FRANKFORT, Ky. — The Kentucky Senate has approved a bill authorizing the creation of an elective social studies course on the Bible in public schools.
S.B. 278 directs the Kentucky Board of Education to “promulgate administrative regulations” for the course, which may include an elective study on the Hebrew Scriptures or the New Testament, or both.
The legislation outlines that the purpose of the course is to “teach students knowledge of biblical content, characters, poetry, and narratives that are prerequisites to understanding contemporary society and culture, including literature, art, music, mores, oratory, and public policy.”
Sponsor Sen. Robin Webb, D-Grayson, told the Senate Education Committee on Thursday that the course will serve historical purposes as opposed to religious instruction.
“What this does is to allow Bible literacy courses in the form of a social studies elective,” she said. “This bill would not have religious connotation as much as a historical connotation.”
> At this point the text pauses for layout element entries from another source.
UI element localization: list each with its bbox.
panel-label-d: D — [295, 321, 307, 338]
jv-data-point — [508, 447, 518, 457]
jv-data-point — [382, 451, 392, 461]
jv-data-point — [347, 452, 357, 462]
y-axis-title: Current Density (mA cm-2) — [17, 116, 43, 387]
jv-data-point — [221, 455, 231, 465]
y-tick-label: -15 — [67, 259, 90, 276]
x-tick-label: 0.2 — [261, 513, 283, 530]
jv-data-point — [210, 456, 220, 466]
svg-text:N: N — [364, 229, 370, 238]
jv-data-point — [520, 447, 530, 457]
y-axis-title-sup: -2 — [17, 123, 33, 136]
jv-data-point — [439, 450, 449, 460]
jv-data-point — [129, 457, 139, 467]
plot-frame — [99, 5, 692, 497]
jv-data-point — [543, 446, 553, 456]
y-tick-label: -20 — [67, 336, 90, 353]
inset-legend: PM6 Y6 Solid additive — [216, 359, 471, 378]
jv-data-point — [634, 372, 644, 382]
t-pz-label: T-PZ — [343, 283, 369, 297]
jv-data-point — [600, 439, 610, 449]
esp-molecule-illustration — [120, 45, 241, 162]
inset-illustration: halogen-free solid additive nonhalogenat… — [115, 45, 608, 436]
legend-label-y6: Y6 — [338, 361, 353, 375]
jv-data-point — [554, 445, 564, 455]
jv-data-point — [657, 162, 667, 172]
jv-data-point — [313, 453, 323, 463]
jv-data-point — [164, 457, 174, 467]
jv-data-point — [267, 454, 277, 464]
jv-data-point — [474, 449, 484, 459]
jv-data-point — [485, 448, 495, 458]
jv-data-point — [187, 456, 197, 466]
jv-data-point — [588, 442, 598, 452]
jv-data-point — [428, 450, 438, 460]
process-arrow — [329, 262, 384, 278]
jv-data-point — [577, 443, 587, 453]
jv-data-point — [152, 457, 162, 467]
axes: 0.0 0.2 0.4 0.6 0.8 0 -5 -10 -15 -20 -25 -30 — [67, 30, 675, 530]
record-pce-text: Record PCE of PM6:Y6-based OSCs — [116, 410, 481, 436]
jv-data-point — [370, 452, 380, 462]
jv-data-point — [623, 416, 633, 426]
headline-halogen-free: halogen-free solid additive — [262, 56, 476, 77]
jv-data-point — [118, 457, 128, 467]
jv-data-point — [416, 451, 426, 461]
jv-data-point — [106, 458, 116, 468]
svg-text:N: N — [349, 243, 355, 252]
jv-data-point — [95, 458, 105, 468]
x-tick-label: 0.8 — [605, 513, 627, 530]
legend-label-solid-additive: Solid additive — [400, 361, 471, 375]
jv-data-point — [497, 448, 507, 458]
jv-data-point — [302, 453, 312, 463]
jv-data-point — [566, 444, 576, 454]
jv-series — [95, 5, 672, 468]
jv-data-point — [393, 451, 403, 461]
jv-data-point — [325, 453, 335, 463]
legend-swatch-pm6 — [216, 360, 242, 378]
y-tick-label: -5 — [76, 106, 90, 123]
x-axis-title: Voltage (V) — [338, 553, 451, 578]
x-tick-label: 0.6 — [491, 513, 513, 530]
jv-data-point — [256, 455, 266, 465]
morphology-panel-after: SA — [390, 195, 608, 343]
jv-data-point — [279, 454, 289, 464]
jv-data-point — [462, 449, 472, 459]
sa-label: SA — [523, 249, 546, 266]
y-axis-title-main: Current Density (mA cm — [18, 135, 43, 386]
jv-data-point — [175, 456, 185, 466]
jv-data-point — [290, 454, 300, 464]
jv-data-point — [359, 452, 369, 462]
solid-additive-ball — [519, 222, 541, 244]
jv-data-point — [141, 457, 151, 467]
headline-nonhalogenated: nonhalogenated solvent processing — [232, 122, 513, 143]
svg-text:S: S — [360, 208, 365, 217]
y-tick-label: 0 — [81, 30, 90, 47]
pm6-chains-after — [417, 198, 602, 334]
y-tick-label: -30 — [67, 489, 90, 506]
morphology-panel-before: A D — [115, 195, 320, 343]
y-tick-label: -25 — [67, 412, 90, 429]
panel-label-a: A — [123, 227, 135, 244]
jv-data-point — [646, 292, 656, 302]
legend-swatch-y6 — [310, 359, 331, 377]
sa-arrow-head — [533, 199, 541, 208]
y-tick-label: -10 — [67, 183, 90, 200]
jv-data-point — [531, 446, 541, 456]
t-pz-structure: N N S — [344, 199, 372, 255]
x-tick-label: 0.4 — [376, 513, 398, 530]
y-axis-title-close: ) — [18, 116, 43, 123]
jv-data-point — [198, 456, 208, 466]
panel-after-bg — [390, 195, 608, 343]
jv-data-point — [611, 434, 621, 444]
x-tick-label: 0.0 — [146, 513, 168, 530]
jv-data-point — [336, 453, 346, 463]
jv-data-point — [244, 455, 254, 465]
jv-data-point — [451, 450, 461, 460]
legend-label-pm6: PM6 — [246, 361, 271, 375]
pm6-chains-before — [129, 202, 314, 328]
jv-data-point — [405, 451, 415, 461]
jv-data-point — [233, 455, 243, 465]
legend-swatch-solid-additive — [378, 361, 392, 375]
“A course under this section shall not endorse, favor, or promote, or disfavor or show hostility toward, any particular religion or nonreligious faith or religious perspective,” the proposed bill further notes.
The committee unanimously approved S.B. 278 following the hearing, sending the matter on to the full Senate for a vote, which likewise placed its stamp of approval on the move on Monday.
“I am happy to see this bill moving forward,” Webb told The Independent. “I had a Bible class in high school and it was very beneficial to me from a historical position.”
But the Anti-Defamation League is expressing concern that the course could result in proselytization even though Webb states that the course’s purpose is solely historical in nature.
“Although the current version of the bill incorporates constitutional standards, additional safeguards are necessary. The legislation does not oblige course instructors to receive training on how to teach about the Bible in a constitutional manner and fails to provide the resources needed for such training,” it wrote in a statement.
“Without this training, it would be all too easy for these Bible courses to lead—intentionally or inadvertently—to unconstitutional proselytizing or endorsement of religion, which would inevitably lead to students feeling excluded and schools being subject to costly lawsuits,” the League continued.
As previously reported, the first textbook used in the American colonies even before the nation’s founding, “The New England Primer,” was largely focused on the Scriptures, and was stated to be popular in public and private schools alike until approximately the early 1900’s. It used mostly the King James Bible as reference, and spoke much about sin, salvation and proper behavior.
“Save me, O God, from evil all this day long, and let me love and serve Thee forever, for the sake of Jesus Christ, Thy Son,” it read.
Many of the Founders’ children learned to read from the primer.
Harvard University, the first university founded in America, possessed the motto “Truth for Christ and the Church.” It was named after minister John Havard.
“Let every scholar be plainly instructed and earnestly pressed to consider well the main end of his life and studies is to know God and Jesus Christ, which is eternal life. Therefore, to lay Christ in the bottom as the only foundation of all sound knowledge and learning,” the institution declared.